Ao chegar à Câmara dos Deputados, em 2023, Maia declarou um patrimônio de pouco mais de R$ 1,9 milhão, mas deixou de incluir, entre outros bens que possui em sua base eleitoral, a pequena Ribeira de Pombal, de 52 mil habitantes, a Fazenda Santa Lúcia, de 2.162 hectares, no município de Wanderley, avaliada por ele mesmo nos cartórios da região entre R$ 15,3 milhões e R$ 18 milhões.

Mesmo que fosse só isso, não seria pouca coisa para um líder que há menos de 15 anos ganhava a vida como tratorista, até virar vereador e prefeito por dois mandatos que se encerraram em 2020.
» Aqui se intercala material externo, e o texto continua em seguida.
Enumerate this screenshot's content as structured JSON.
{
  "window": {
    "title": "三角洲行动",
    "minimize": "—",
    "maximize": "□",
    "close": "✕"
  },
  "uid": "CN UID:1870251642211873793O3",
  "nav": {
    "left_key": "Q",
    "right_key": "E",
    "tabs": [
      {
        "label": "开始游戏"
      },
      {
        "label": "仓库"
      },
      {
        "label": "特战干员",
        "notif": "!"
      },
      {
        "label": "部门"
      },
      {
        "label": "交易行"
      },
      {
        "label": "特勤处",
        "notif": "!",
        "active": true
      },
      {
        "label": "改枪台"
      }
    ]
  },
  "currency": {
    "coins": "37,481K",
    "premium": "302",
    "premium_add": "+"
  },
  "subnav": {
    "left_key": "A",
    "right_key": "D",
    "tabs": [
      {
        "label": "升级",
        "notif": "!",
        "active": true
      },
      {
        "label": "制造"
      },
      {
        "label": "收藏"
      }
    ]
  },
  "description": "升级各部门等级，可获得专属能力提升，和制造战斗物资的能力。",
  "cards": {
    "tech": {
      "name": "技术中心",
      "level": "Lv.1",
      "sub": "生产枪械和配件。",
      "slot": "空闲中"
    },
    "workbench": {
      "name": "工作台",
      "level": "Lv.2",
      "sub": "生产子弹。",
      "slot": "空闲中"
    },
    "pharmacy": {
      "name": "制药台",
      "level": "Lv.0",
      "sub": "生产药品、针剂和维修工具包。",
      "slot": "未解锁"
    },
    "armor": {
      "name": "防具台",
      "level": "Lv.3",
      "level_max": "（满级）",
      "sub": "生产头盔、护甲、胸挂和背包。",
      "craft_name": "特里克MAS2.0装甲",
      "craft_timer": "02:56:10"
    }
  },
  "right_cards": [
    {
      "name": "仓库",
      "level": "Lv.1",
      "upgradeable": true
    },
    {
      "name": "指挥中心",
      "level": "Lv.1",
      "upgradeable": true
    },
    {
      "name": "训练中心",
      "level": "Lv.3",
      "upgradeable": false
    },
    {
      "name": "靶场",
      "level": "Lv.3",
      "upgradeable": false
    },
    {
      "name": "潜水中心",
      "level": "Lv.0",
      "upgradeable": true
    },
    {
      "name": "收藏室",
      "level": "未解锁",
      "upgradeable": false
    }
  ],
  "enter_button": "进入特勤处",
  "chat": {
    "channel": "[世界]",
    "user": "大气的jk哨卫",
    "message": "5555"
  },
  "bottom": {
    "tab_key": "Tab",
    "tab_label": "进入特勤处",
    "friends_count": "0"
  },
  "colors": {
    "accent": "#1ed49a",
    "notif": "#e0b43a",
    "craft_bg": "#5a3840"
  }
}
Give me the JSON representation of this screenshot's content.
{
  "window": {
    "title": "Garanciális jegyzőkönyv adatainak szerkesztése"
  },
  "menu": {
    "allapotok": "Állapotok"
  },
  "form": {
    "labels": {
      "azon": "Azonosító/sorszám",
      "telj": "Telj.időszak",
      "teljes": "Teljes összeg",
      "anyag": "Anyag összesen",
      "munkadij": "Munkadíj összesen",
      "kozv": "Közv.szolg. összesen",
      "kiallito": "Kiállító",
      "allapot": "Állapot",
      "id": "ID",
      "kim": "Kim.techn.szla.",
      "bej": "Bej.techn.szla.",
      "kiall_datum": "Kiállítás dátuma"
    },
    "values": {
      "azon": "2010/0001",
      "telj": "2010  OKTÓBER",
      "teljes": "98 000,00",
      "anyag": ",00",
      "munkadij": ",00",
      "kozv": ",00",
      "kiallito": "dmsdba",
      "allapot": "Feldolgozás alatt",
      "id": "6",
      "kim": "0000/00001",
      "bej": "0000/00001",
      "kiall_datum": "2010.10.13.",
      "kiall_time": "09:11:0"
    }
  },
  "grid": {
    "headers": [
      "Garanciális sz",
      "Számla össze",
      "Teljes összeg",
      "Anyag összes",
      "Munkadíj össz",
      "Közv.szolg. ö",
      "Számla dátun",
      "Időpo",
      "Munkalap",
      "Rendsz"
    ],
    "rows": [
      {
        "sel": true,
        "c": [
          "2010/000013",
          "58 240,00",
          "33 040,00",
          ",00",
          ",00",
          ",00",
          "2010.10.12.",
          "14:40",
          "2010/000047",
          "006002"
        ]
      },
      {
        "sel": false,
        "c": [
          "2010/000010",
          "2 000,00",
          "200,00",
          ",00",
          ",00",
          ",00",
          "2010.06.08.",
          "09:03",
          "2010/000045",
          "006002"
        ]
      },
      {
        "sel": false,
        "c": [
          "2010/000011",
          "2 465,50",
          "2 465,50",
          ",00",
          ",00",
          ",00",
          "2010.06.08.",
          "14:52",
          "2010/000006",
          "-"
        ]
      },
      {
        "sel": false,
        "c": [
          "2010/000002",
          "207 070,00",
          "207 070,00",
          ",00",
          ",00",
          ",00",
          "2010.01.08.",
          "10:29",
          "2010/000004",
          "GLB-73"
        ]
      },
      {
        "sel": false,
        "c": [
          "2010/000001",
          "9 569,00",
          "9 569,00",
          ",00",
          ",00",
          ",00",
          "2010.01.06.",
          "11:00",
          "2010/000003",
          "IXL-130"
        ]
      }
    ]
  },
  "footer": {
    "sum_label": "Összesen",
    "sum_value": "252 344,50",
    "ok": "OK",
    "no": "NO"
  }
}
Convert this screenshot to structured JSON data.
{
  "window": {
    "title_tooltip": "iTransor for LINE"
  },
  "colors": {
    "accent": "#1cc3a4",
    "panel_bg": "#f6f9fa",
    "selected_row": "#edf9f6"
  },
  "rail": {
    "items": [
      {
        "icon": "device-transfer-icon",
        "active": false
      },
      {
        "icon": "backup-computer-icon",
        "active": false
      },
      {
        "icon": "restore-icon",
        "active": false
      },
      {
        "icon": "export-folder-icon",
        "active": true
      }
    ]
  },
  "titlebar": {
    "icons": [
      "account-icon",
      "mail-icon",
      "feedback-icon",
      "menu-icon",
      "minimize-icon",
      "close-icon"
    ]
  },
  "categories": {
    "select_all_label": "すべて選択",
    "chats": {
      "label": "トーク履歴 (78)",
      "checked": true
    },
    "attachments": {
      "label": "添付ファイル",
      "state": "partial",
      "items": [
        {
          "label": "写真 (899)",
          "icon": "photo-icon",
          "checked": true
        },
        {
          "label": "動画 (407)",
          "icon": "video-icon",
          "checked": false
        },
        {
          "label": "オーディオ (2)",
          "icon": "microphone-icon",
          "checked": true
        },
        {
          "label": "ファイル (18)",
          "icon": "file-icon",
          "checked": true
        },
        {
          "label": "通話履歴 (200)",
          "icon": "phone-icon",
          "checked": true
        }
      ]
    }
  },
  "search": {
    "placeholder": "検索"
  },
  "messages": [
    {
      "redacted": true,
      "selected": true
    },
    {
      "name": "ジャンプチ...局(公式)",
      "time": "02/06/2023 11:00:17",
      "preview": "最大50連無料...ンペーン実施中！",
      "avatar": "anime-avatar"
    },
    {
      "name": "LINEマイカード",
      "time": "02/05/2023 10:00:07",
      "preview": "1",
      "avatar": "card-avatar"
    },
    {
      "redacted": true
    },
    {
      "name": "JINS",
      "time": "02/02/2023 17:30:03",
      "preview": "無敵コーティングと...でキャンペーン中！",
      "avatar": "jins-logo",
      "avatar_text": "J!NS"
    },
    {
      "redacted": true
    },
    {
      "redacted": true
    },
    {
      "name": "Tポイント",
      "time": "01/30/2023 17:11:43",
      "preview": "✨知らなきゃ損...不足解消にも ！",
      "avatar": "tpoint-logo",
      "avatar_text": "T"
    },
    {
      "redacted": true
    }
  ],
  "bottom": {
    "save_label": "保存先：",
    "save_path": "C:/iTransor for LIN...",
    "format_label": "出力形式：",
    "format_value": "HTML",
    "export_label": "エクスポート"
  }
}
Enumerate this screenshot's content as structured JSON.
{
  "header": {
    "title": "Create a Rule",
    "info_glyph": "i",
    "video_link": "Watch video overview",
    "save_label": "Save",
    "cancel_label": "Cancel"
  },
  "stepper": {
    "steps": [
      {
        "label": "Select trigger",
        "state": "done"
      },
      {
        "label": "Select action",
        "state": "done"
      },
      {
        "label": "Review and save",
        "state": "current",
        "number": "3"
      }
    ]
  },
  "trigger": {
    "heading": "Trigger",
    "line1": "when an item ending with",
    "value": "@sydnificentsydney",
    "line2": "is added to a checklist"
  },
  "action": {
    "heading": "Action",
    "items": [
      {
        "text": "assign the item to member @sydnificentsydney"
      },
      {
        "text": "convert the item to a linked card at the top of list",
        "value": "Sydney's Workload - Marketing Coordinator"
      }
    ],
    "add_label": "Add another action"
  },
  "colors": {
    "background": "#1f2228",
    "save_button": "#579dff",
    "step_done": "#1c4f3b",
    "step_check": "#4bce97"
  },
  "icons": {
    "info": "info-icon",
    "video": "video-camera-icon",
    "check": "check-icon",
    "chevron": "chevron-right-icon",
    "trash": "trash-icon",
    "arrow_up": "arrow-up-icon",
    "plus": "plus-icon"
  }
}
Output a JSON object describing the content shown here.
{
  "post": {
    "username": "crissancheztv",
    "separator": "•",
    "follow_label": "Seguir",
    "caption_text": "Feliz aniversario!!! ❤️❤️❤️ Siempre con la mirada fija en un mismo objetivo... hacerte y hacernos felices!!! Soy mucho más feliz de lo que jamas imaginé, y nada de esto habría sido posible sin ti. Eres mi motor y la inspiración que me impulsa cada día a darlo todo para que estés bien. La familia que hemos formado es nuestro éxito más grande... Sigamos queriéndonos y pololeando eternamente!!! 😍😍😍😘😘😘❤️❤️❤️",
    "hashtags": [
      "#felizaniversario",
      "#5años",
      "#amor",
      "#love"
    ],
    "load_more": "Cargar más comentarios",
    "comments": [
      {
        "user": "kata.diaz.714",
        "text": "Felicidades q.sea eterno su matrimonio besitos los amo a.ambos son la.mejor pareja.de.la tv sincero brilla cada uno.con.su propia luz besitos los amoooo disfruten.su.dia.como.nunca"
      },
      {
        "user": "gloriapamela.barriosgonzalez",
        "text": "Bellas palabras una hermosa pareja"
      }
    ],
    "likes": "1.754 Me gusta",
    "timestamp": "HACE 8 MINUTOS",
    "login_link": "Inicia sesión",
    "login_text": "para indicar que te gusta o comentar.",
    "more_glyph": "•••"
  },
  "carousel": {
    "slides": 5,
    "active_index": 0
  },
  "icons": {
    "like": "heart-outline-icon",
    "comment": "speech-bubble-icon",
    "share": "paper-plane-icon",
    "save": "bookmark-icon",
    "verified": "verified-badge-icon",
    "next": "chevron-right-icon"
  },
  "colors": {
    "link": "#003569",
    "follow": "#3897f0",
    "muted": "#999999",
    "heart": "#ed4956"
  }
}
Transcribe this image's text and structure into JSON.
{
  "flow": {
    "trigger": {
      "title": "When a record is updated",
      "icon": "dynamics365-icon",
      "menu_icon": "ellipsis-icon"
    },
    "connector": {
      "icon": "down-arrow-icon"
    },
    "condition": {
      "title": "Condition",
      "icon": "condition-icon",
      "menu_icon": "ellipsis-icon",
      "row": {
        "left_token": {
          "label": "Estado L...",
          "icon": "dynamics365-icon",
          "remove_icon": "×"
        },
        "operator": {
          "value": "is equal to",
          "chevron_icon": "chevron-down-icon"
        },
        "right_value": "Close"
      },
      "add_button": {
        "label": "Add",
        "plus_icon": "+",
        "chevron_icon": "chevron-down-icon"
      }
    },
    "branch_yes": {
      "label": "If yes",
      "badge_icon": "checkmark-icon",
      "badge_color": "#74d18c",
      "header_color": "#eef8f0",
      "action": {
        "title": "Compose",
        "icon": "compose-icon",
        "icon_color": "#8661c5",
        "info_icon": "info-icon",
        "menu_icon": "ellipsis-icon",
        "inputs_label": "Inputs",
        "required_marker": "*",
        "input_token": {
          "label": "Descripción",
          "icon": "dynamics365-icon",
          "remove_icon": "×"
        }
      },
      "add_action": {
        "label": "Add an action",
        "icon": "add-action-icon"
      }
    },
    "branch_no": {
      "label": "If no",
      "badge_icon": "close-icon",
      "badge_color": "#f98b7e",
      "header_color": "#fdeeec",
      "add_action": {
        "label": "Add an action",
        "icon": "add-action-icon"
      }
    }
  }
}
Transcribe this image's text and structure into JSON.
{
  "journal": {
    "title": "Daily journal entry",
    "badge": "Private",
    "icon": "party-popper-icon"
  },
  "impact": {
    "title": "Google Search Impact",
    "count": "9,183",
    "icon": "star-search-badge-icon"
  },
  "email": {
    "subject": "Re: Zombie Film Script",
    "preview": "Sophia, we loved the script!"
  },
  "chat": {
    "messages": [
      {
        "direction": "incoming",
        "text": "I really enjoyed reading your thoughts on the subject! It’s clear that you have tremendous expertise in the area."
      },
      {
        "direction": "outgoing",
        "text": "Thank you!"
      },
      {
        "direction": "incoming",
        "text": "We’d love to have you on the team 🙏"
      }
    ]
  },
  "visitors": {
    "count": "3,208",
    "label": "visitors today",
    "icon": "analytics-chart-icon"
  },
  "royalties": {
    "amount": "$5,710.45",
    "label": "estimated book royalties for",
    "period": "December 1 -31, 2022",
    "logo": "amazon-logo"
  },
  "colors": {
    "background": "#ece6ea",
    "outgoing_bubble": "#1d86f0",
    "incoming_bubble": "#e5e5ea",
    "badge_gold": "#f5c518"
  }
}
Como deputado, desde que assumiu, em fevereiro de 2023, tem usado as verba de gabinete para custear despesas de locação de veículos, compra de combustíveis e divulgação cujos gastos são justificados com genéricos recibos repetidos mensalmente.

Um novo coronel na Bahia
(instagram @ricardomaia.dabahia)
Um novo coronel na Bahia
Próximo de Arthur Lira, o novo cacique, que responde processos nos órgãos de controle, diz que negócios com parentes podem ser imorais, mas não ilegais. Este ano o governo liberou para ele R$ 43 milhões de emendas impositivas e de bancada, com as quais pretende eleger novos prefeitos para fortalecer o feudo (Crédito: instagram @ricardomaia.dabahia)

Empresa fantasma

Ricardo Maia apresentou 14 recibos de locação de uma empresa, a RM Veículos Ltda, da cidade de Tucano, que não aluga carros. Somados, a Câmara gastou até agora quase R$ 178 mil para a bancar a mobilidade do deputado em sua base.

Ele também contratou uma empresa de marketing em Tucano, que só tem ele como cliente, e uma outra, a Pau Brasil, que aparece nos documentos da Receita Federal e Junta Comercial da Bahia, com um endereço em Salvador, na Rua Doutor Osvaldo Ribeiro, 198, em Ondina, um prédio comercial, onde ninguém nunca ouviu falar da agência.

Em Ribeira de Pombal, o deputado também faz gastos de combustíveis no valor de R$ 12.700 mensais no Posto Canabrava cujo dono, Antônio Wendel Pereira de Souza, agente da Polícia Rodoviária Federal (PRF), é seu cunhado e fornecedor da prefeitura desde que Ricardo Maia era prefeito.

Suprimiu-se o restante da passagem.